日本の学校給食が、肥満を減らす

世界的な思春期の肥満

 世界的に、思春期の肥満が増加傾向にあります。日本は他国に比べ、思春期の肥満は少ないとの統計が出ています。

日本の学校給食プログラム

 その理由として、適切な栄養基準に基づいた、日本の学校給食プログラムが挙げられるでしょう。同じ食事を学校の全員の生徒が食べる習慣は、思春期の栄養管理に優れた効果を持ち、学校単位で思春期の健康管理ができる効果的な手段です。しかし、これまで、この仮説を支持する明確なエビデンスはありませんでした。

統計による研究結果

 東京大学大学院医学系研究科公衆衛生学のグループは、政府統計の公開データから「2006年から2015年の都道府県レベルの給食実施率」および「県レベルの栄養状態の指標(過体重・肥満・やせの生徒の割合、平均身長、平均体重)」を性・年齢別に抽出しました。その結果、県レベルで給食実施率が10%増すごとに、翌年の過体重の割合は0.37%、肥満の割合は0.23%、男子において低下していました。女子においても過体重、肥満ともに減少傾向が見られましたが、統計学的に有意な結果ではありませんでした。その理由として、現在の日本の若年女性がやせ傾向にあることが挙げられます。思春期の女子が体型を気にして、もともとの食べる量が少なければ、給食による摂取カロリー抑制効果が小さくなる可能性があるからです。

肥満と生活習慣病の防止

 先進国、途上国を含め、思春期の肥満は世界でここ数十年、増加傾向にあります。思春期の過体重、肥満は将来的な肥満や生活習慣病、死亡率にも影響する恐れがあります。成人の肥満や肥満関連の疾病予防のため、思春期の肥満防止は有効なものと言われています。思春期は学校に通う年齢であり、学校単位の介入が効果的な対策となるでしょう。

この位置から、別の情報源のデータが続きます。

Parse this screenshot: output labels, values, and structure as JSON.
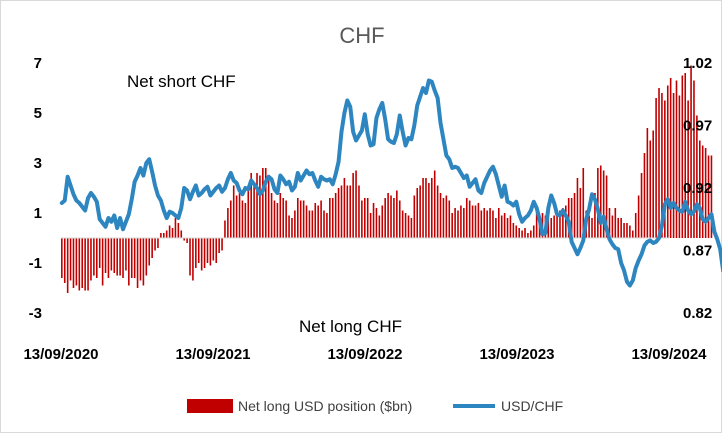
{
  "chart_data": {
    "type": "bar+line",
    "title": "CHF",
    "x_tick_labels": [
      "13/09/2020",
      "13/09/2021",
      "13/09/2022",
      "13/09/2023",
      "13/09/2024"
    ],
    "x_range": [
      "2020-09-13",
      "2024-09-13"
    ],
    "y_left": {
      "ticks": [
        "7",
        "5",
        "3",
        "1",
        "-1",
        "-3"
      ],
      "range": [
        -3,
        7
      ]
    },
    "y_right": {
      "ticks": [
        "1.02",
        "0.97",
        "0.92",
        "0.87",
        "0.82"
      ],
      "range": [
        0.82,
        1.02
      ]
    },
    "annotations": {
      "top": "Net short CHF",
      "bottom": "Net long CHF"
    },
    "colors": {
      "bar": "#c00000",
      "line": "#2e86c1",
      "frame": "#d9d9d9"
    },
    "series": [
      {
        "name": "Net long USD position ($bn)",
        "type": "bar",
        "axis": "left",
        "x_start": "2020-09-15",
        "interval_days": 7,
        "values": [
          -1.6,
          -1.8,
          -2.2,
          -1.7,
          -2.0,
          -1.9,
          -2.1,
          -2.0,
          -2.1,
          -2.1,
          -1.7,
          -1.5,
          -1.6,
          -1.2,
          -1.9,
          -1.4,
          -1.6,
          -1.3,
          -1.4,
          -1.5,
          -1.5,
          -1.6,
          -1.3,
          -1.9,
          -1.6,
          -1.6,
          -2.0,
          -1.7,
          -1.9,
          -1.5,
          -1.1,
          -0.8,
          -0.5,
          -0.4,
          0.2,
          0.2,
          0.3,
          0.5,
          0.4,
          0.8,
          0.6,
          0.3,
          -0.1,
          -0.2,
          -1.5,
          -1.7,
          -1.2,
          -1.0,
          -1.3,
          -1.2,
          -1.0,
          -1.1,
          -0.9,
          -1.0,
          -0.6,
          -0.5,
          0.7,
          1.2,
          1.5,
          2.1,
          1.7,
          1.8,
          1.5,
          1.4,
          2.1,
          2.6,
          2.2,
          2.6,
          2.5,
          2.8,
          2.8,
          2.5,
          1.8,
          1.5,
          1.4,
          1.8,
          1.6,
          1.5,
          0.9,
          0.8,
          1.1,
          1.6,
          1.5,
          1.5,
          1.3,
          1.1,
          1.1,
          1.4,
          1.3,
          1.5,
          1.1,
          1.0,
          1.6,
          1.6,
          1.8,
          2.0,
          2.1,
          2.4,
          2.1,
          2.1,
          2.6,
          2.7,
          2.1,
          1.5,
          1.6,
          1.6,
          1.0,
          1.4,
          1.2,
          0.9,
          1.3,
          1.6,
          1.8,
          1.7,
          1.6,
          1.9,
          1.5,
          1.1,
          1.0,
          0.9,
          0.8,
          1.7,
          2.0,
          2.1,
          2.4,
          2.4,
          2.2,
          2.4,
          2.7,
          2.1,
          1.8,
          1.6,
          1.7,
          1.5,
          1.0,
          1.2,
          1.1,
          1.3,
          1.2,
          1.6,
          1.5,
          1.3,
          1.3,
          1.4,
          1.1,
          1.2,
          1.1,
          1.2,
          1.1,
          0.8,
          1.2,
          0.9,
          1.0,
          0.8,
          0.9,
          0.6,
          0.5,
          0.4,
          0.3,
          0.4,
          0.2,
          0.3,
          0.5,
          1.1,
          0.9,
          1.0,
          0.9,
          0.8,
          0.8,
          0.9,
          1.1,
          1.1,
          1.2,
          1.3,
          1.6,
          1.6,
          1.8,
          2.4,
          2.0,
          2.8,
          1.1,
          0.9,
          0.8,
          1.8,
          2.8,
          2.9,
          2.7,
          2.5,
          1.2,
          0.9,
          1.2,
          0.8,
          0.8,
          0.6,
          0.6,
          0.5,
          0.3,
          1.0,
          1.7,
          2.6,
          3.4,
          4.4,
          3.9,
          4.3,
          5.6,
          6.0,
          5.8,
          5.5,
          6.1,
          6.4,
          5.8,
          6.3,
          5.7,
          6.5,
          6.6,
          5.5,
          6.9,
          6.3,
          4.9,
          3.9,
          3.7,
          3.6,
          3.3,
          3.3
        ]
      },
      {
        "name": "USD/CHF",
        "type": "line",
        "axis": "right",
        "x_start": "2020-09-15",
        "interval_days": 7,
        "values": [
          0.908,
          0.91,
          0.929,
          0.922,
          0.915,
          0.91,
          0.908,
          0.905,
          0.902,
          0.912,
          0.916,
          0.913,
          0.909,
          0.895,
          0.892,
          0.889,
          0.896,
          0.893,
          0.898,
          0.888,
          0.896,
          0.887,
          0.893,
          0.899,
          0.911,
          0.925,
          0.93,
          0.936,
          0.93,
          0.94,
          0.943,
          0.933,
          0.922,
          0.914,
          0.91,
          0.902,
          0.896,
          0.901,
          0.9,
          0.898,
          0.896,
          0.904,
          0.92,
          0.918,
          0.911,
          0.917,
          0.922,
          0.914,
          0.916,
          0.919,
          0.921,
          0.914,
          0.917,
          0.92,
          0.922,
          0.917,
          0.92,
          0.927,
          0.932,
          0.926,
          0.924,
          0.918,
          0.915,
          0.92,
          0.919,
          0.926,
          0.923,
          0.92,
          0.915,
          0.918,
          0.925,
          0.929,
          0.927,
          0.919,
          0.916,
          0.93,
          0.927,
          0.923,
          0.925,
          0.918,
          0.921,
          0.932,
          0.926,
          0.93,
          0.934,
          0.931,
          0.932,
          0.926,
          0.921,
          0.929,
          0.927,
          0.926,
          0.927,
          0.923,
          0.931,
          0.941,
          0.965,
          0.98,
          0.99,
          0.985,
          0.965,
          0.958,
          0.962,
          0.966,
          0.979,
          0.963,
          0.954,
          0.955,
          0.976,
          0.983,
          0.988,
          0.975,
          0.959,
          0.957,
          0.956,
          0.963,
          0.978,
          0.965,
          0.954,
          0.96,
          0.959,
          0.97,
          0.986,
          0.993,
          1.0,
          0.996,
          1.006,
          1.005,
          0.998,
          0.992,
          0.972,
          0.959,
          0.946,
          0.943,
          0.936,
          0.937,
          0.936,
          0.932,
          0.928,
          0.93,
          0.921,
          0.924,
          0.927,
          0.918,
          0.916,
          0.924,
          0.929,
          0.934,
          0.937,
          0.931,
          0.922,
          0.913,
          0.922,
          0.909,
          0.908,
          0.906,
          0.909,
          0.899,
          0.893,
          0.896,
          0.898,
          0.902,
          0.909,
          0.904,
          0.895,
          0.883,
          0.884,
          0.904,
          0.914,
          0.908,
          0.899,
          0.898,
          0.902,
          0.898,
          0.893,
          0.877,
          0.872,
          0.867,
          0.872,
          0.878,
          0.895,
          0.903,
          0.915,
          0.911,
          0.903,
          0.892,
          0.897,
          0.887,
          0.879,
          0.875,
          0.872,
          0.871,
          0.86,
          0.854,
          0.845,
          0.842,
          0.846,
          0.856,
          0.862,
          0.867,
          0.874,
          0.877,
          0.878,
          0.876,
          0.877,
          0.88,
          0.89,
          0.907,
          0.911,
          0.904,
          0.908,
          0.904,
          0.902,
          0.901,
          0.909,
          0.902,
          0.899,
          0.901,
          0.907,
          0.904,
          0.895,
          0.893,
          0.896,
          0.899,
          0.885,
          0.879,
          0.871,
          0.854,
          0.859,
          0.864,
          0.85,
          0.85,
          0.849,
          0.844,
          0.846,
          0.848
        ]
      }
    ],
    "legend": {
      "position": "bottom",
      "entries": [
        "Net long USD position ($bn)",
        "USD/CHF"
      ]
    },
    "grid": false
  }
}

日本では肥満率が歴史的に低く、以前から給食が肥満の防止に役立っていると言われながら、明確なエビデンスとして立証されていませんでした。

学校給食が果たすグローバルな役割

 これまで、米国の低所得者向け給食プログラムの効果が研究対象となっていましたが、肥満予防効果は示されていませんでした。日本の給食が過体重・肥満を減らす効果を、実際にサンプルを用いて検証したのはこれが初めてとなります。研究の結果、思春期の肥満を減らすために学校給食が効果的であると示されたことになります。先進国だけでなく、途上国でも、思春期の肥満の増加は重大な問題となっており、学校給食を介した栄養提供はグローバルな視点からも思春期の肥満を減らす有効な手段として考えられるでしょう。